Hong Kong court rejects pro-democracy, former Apple Daily publisher Jimmy Lai's application to dissolve national security trial

A court in Hong Kong rejected an application to dissolve a national security trial against pro-democracy Apple Daily publisher Jimmy Lai, who, if convicted, could spend the rest of his life behind bars. Lai founded Apple Daily, and he has been one of the biggest critics of the Chinese Community Party in Hong Kong, including leader Xi Jinping, per Reuters.

Lai’s three companies, Apple Daily Limited, Apple Daily Printing Limited, and AD Internet Limited, have been on the receiving end of three national security charges, apparently including collusion with foreign forces. China instituted the national security law in Hong Kong in 2020, when pro-democracy demonstrations raged across the city. This law brings a potential life sentence to those who have been charged with collusion, subversion, and terrorism.

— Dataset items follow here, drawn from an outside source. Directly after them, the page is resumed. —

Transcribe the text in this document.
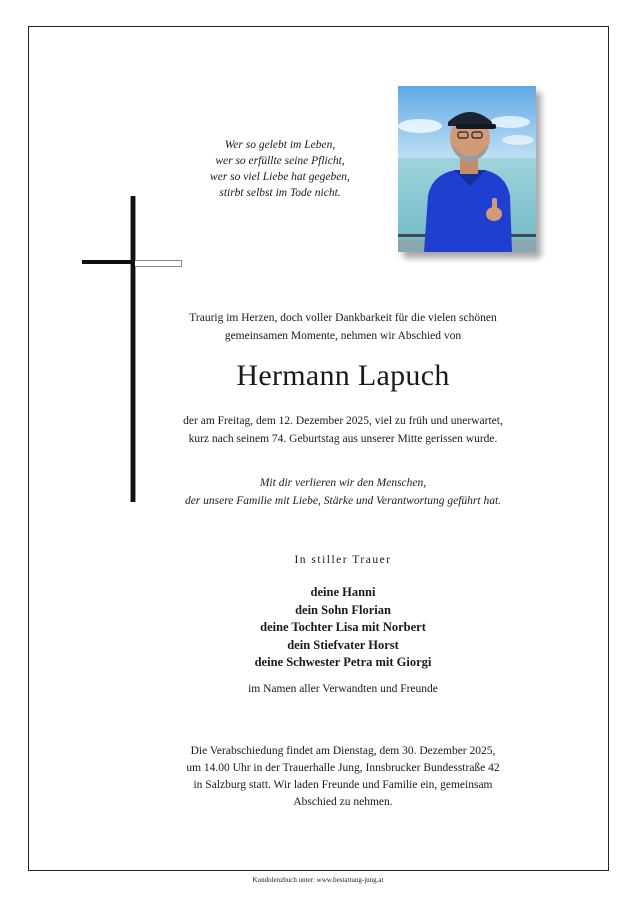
Wer so gelebt im Leben,
wer so erfüllte seine Pflicht,
wer so viel Liebe hat gegeben,
stirbt selbst im Tode nicht.
Traurig im Herzen, doch voller Dankbarkeit für die vielen schönen
gemeinsamen Momente, nehmen wir Abschied von
Hermann Lapuch
der am Freitag, dem 12. Dezember 2025, viel zu früh und unerwartet,
kurz nach seinem 74. Geburtstag aus unserer Mitte gerissen wurde.
Mit dir verlieren wir den Menschen,
der unsere Familie mit Liebe, Stärke und Verantwortung geführt hat.
In stiller Trauer
deine Hanni
dein Sohn Florian
deine Tochter Lisa mit Norbert
dein Stiefvater Horst
deine Schwester Petra mit Giorgi
im Namen aller Verwandten und Freunde
Die Verabschiedung findet am Dienstag, dem 30. Dezember 2025,
um 14.00 Uhr in der Trauerhalle Jung, Innsbrucker Bundesstraße 42
in Salzburg statt. Wir laden Freunde und Familie ein, gemeinsam
Abschied zu nehmen.
Kondolenzbuch unter: www.bestattung-jung.at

The report also noted that Lai has been charged with conspiracy to print seditious publications that were linked to Apple Daily. Lai’s publication was shut down in June 2021, when the Chinese authorities arrested the publication’s staff and all of its assets were brought to a halt. If Lai is found guilty of sedition, he could face up to two years in jail, according to the Associated Press.

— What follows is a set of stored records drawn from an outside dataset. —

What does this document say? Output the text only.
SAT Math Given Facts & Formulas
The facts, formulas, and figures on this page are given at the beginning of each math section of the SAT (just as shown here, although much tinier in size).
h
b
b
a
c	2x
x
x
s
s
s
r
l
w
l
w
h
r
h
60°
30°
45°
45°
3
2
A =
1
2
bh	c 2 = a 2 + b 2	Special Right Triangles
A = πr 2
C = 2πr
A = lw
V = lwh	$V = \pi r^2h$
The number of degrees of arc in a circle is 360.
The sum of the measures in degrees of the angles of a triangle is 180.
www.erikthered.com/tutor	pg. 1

Lai has spent the past two years in prison and pled not guilty. His trial is set to begin in September. Reuters reported that Robert Pang, Lai’s attorney, had applied to dissolve the proceedings, claiming that there was bias by the court which included a lack of transparency in the choosing of national security judges by John Lee, Hong Kong’s Chief Executive.

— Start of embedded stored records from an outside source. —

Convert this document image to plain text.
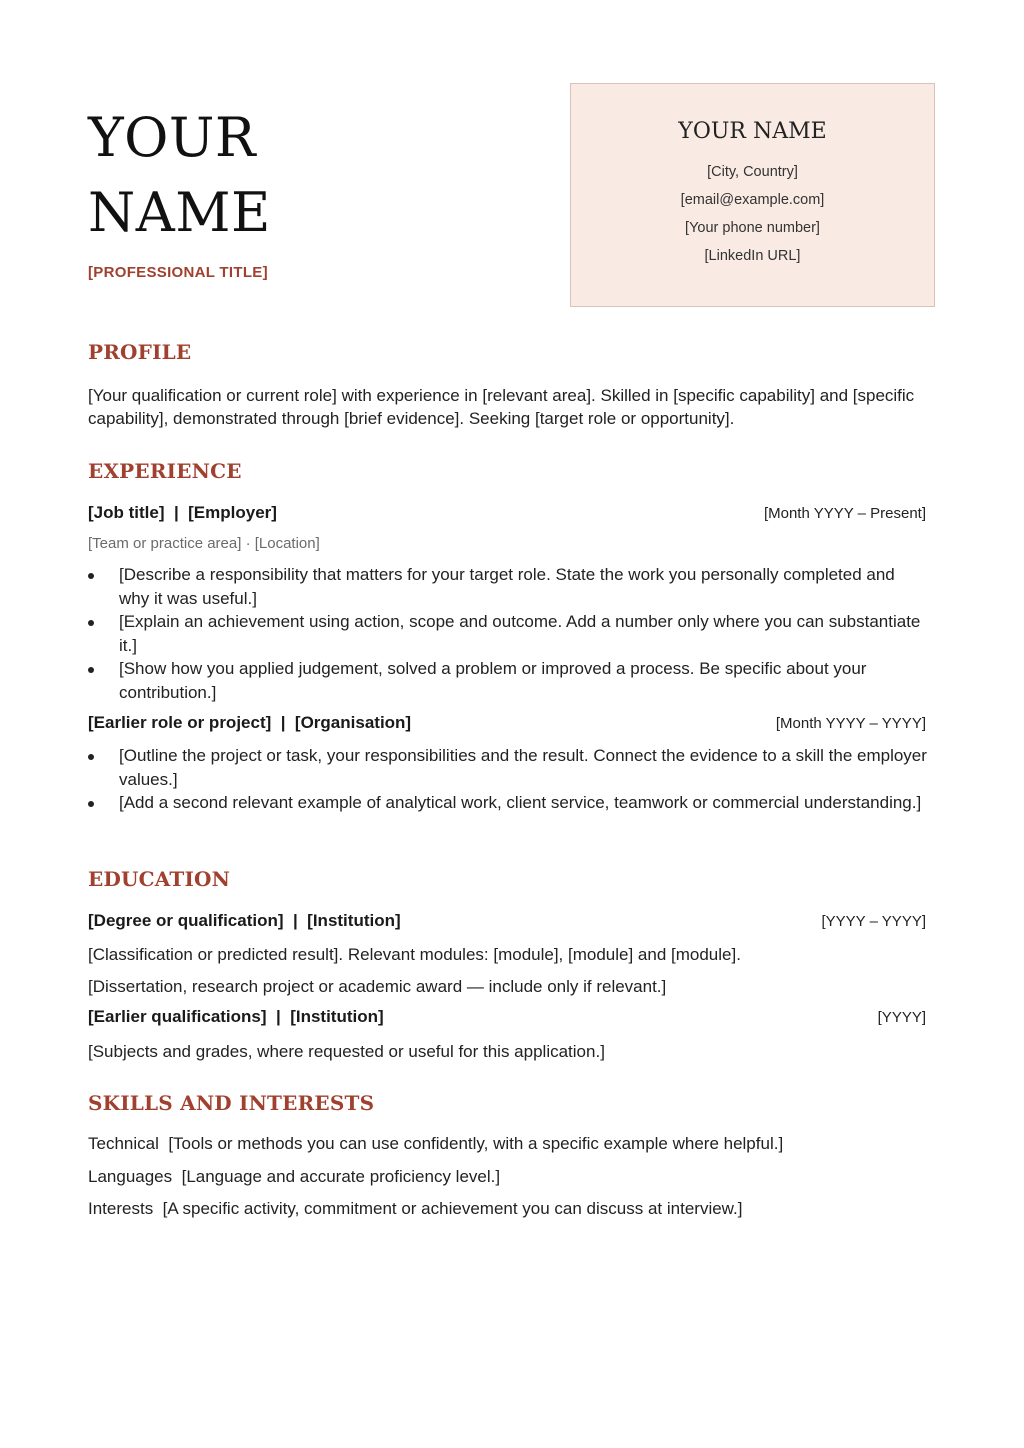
YOUR
NAME
[PROFESSIONAL TITLE]
YOUR NAME
[City, Country]
[email@example.com]
[Your phone number]
[LinkedIn URL]
PROFILE
[Your qualification or current role] with experience in [relevant area]. Skilled in [specific capability] and [specific capability], demonstrated through [brief evidence]. Seeking [target role or opportunity].
EXPERIENCE
[Job title]  |  [Employer]	[Month YYYY – Present]
[Team or practice area] · [Location]
[Describe a responsibility that matters for your target role. State the work you personally completed and why it was useful.]
[Explain an achievement using action, scope and outcome. Add a number only where you can substantiate it.]
[Show how you applied judgement, solved a problem or improved a process. Be specific about your contribution.]
[Earlier role or project]  |  [Organisation]	[Month YYYY – YYYY]
[Outline the project or task, your responsibilities and the result. Connect the evidence to a skill the employer values.]
[Add a second relevant example of analytical work, client service, teamwork or commercial understanding.]
EDUCATION
[Degree or qualification]  |  [Institution]	[YYYY – YYYY]
[Classification or predicted result]. Relevant modules: [module], [module] and [module].
[Dissertation, research project or academic award — include only if relevant.]
[Earlier qualifications]  |  [Institution]	[YYYY]
[Subjects and grades, where requested or useful for this application.]
SKILLS AND INTERESTS
Technical [Tools or methods you can use confidently, with a specific example where helpful.]
Languages [Language and accurate proficiency level.]
Interests [A specific activity, commitment or achievement you can discuss at interview.]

Pang has referred to the refusal to allow Lai’s British lawyer Timothy Owen from representing him in the case as an example of “persecution not prosecution.” The three judges who were selected to oversee the national security case were chosen by the Chief Executive, who is legally allowed to hand-pick the judges.

China has previously allowed foreign lawyers to represent their client within the country, adhering to what it has referred to as its rule of law traditions. The former colony of Britain has apparently made changes, now that Lai, a pro-democracy advocate is now facing a potential life sentence.